Labour shortages in the horticulture and grains industries have received significant airtime, but the wool industry has also quietly fallen victim to a worker shortfall.

Reports of producers offering higher rates to secure shearers and false rumours of an emergency change to the award rate have pushed the issue into national discourse, but the problem has been simmering for years.

Over the last decade, drought, mining sector jobs, a growing reliance on shearers from New Zealand and challenges attracting new shearers have caused the local workforce to shrink by 30 percent.

The shortage has worsened over COVID-19 as international and State border closures have shut workers out from Australia and NSW.

A workforce survey conducted by NSW Farmers in December 2020 confirmed a significant shearer shortage is being felt across the state.

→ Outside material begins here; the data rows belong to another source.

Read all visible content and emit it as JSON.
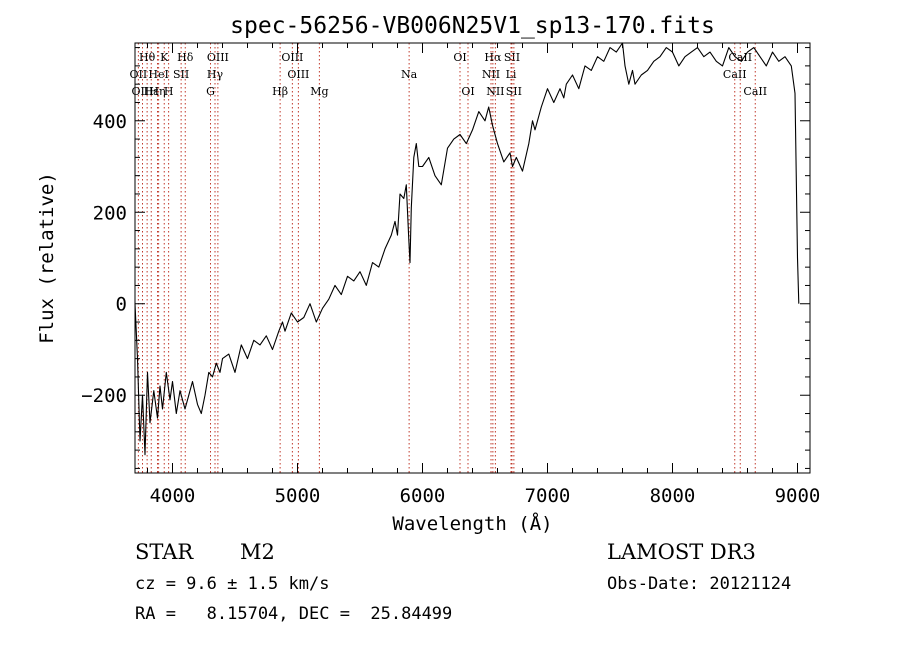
{
  "chart_data": {
    "type": "line",
    "title": "spec-56256-VB006N25V1_sp13-170.fits",
    "xlabel": "Wavelength (Å)",
    "ylabel": "Flux (relative)",
    "xlim": [
      3700,
      9100
    ],
    "ylim": [
      -370,
      570
    ],
    "xticks": [
      4000,
      5000,
      6000,
      7000,
      8000,
      9000
    ],
    "yticks": [
      -200,
      0,
      200,
      400
    ],
    "spectrum": {
      "x": [
        3700,
        3720,
        3740,
        3760,
        3780,
        3800,
        3820,
        3850,
        3880,
        3900,
        3920,
        3950,
        3980,
        4000,
        4030,
        4060,
        4100,
        4130,
        4160,
        4200,
        4230,
        4260,
        4290,
        4320,
        4350,
        4380,
        4400,
        4450,
        4500,
        4550,
        4600,
        4650,
        4700,
        4750,
        4800,
        4850,
        4880,
        4900,
        4950,
        5000,
        5050,
        5100,
        5150,
        5200,
        5250,
        5300,
        5350,
        5400,
        5450,
        5500,
        5550,
        5600,
        5650,
        5700,
        5750,
        5780,
        5800,
        5820,
        5850,
        5870,
        5890,
        5900,
        5910,
        5930,
        5950,
        5970,
        6000,
        6050,
        6100,
        6150,
        6200,
        6250,
        6300,
        6350,
        6400,
        6450,
        6500,
        6530,
        6560,
        6600,
        6650,
        6700,
        6720,
        6750,
        6800,
        6850,
        6880,
        6900,
        6950,
        7000,
        7050,
        7100,
        7130,
        7150,
        7200,
        7250,
        7300,
        7350,
        7400,
        7450,
        7500,
        7550,
        7600,
        7620,
        7650,
        7680,
        7700,
        7750,
        7800,
        7850,
        7900,
        7950,
        8000,
        8050,
        8100,
        8150,
        8200,
        8250,
        8300,
        8350,
        8400,
        8450,
        8500,
        8550,
        8600,
        8650,
        8700,
        8750,
        8800,
        8850,
        8900,
        8950,
        8980,
        9000,
        9010
      ],
      "y": [
        0,
        -120,
        -300,
        -200,
        -330,
        -150,
        -260,
        -190,
        -250,
        -180,
        -230,
        -150,
        -210,
        -170,
        -240,
        -190,
        -230,
        -200,
        -170,
        -220,
        -240,
        -200,
        -150,
        -160,
        -130,
        -150,
        -120,
        -110,
        -150,
        -90,
        -120,
        -80,
        -90,
        -70,
        -100,
        -60,
        -40,
        -60,
        -20,
        -40,
        -30,
        0,
        -40,
        -10,
        10,
        40,
        20,
        60,
        50,
        70,
        40,
        90,
        80,
        120,
        150,
        180,
        150,
        240,
        230,
        260,
        140,
        90,
        210,
        320,
        350,
        300,
        300,
        320,
        280,
        260,
        340,
        360,
        370,
        350,
        380,
        420,
        400,
        430,
        390,
        350,
        310,
        330,
        300,
        320,
        290,
        350,
        400,
        380,
        430,
        470,
        440,
        470,
        450,
        480,
        500,
        470,
        520,
        510,
        540,
        530,
        560,
        550,
        570,
        520,
        480,
        510,
        480,
        500,
        510,
        530,
        540,
        560,
        550,
        520,
        540,
        550,
        560,
        540,
        550,
        530,
        520,
        560,
        540,
        530,
        550,
        560,
        540,
        520,
        550,
        530,
        540,
        520,
        460,
        100,
        0
      ]
    },
    "lines": [
      {
        "label": "Hθ",
        "x": 3797,
        "tier": 0
      },
      {
        "label": "OII",
        "x": 3727,
        "tier": 1
      },
      {
        "label": "OIII",
        "x": 3760,
        "tier": 2
      },
      {
        "label": "K",
        "x": 3934,
        "tier": 0
      },
      {
        "label": "HeI",
        "x": 3889,
        "tier": 1
      },
      {
        "label": "Hε",
        "x": 3830,
        "tier": 2
      },
      {
        "label": "Hη",
        "x": 3880,
        "tier": 2
      },
      {
        "label": "SII",
        "x": 4069,
        "tier": 1
      },
      {
        "label": "H",
        "x": 3969,
        "tier": 2
      },
      {
        "label": "Hδ",
        "x": 4102,
        "tier": 0
      },
      {
        "label": "OIII",
        "x": 4363,
        "tier": 0
      },
      {
        "label": "Hγ",
        "x": 4340,
        "tier": 1
      },
      {
        "label": "G",
        "x": 4304,
        "tier": 2
      },
      {
        "label": "OIII",
        "x": 4959,
        "tier": 0
      },
      {
        "label": "OIII",
        "x": 5007,
        "tier": 1
      },
      {
        "label": "Hβ",
        "x": 4861,
        "tier": 2
      },
      {
        "label": "Mg",
        "x": 5175,
        "tier": 2
      },
      {
        "label": "Na",
        "x": 5893,
        "tier": 1
      },
      {
        "label": "OI",
        "x": 6300,
        "tier": 0
      },
      {
        "label": "OI",
        "x": 6364,
        "tier": 2
      },
      {
        "label": "Hα",
        "x": 6563,
        "tier": 0
      },
      {
        "label": "SII",
        "x": 6716,
        "tier": 0
      },
      {
        "label": "NII",
        "x": 6548,
        "tier": 1
      },
      {
        "label": "Li",
        "x": 6708,
        "tier": 1
      },
      {
        "label": "NII",
        "x": 6583,
        "tier": 2
      },
      {
        "label": "SII",
        "x": 6731,
        "tier": 2
      },
      {
        "label": "CaII",
        "x": 8542,
        "tier": 0
      },
      {
        "label": "CaII",
        "x": 8498,
        "tier": 1
      },
      {
        "label": "CaII",
        "x": 8662,
        "tier": 2
      }
    ]
  },
  "info": {
    "class": "STAR",
    "subclass": "M2",
    "survey": "LAMOST DR3",
    "cz": "cz = 9.6 ± 1.5 km/s",
    "obs_date": "Obs-Date: 20121124",
    "coords": "RA =   8.15704, DEC =  25.84499"
  },
  "colors": {
    "spectrum": "#000000",
    "line_marker": "#c0392b",
    "axis": "#000000"
  }
}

Recent conversations involving farmers, industry bodies and unions have created speculation around a possible increase to award rates to attract more workers to the field.

NSW Farmers can confirm that this is not the case, and that the award rate remains unchanged.

While the Shearing Contractors Association of Australia has recommended members increase pay rates for experienced shearers by 15 percent for a 60 day period starting one 1 February until 31, there is no legal obligation for producers to pay above the award rate.

NSW Farmers believes the shearer shortage is a multifaceted issue that will need a similarly nuanced response. Increasing the pay rate is not the panacea for the problem.

The current situation may be the impetus needed for the wool and sheepmeats industries to find sustainable ways of building the skilled and experienced workforce required for shearing.

In light of conflicting information on the pay issue, NSW Farmers would like to remind members to have a conversation and seek agreement about pay prior to engaging a shearer or shearing contractor.

It is no longer a safe assumption that shearers or shearing contractors will only pay the award rate.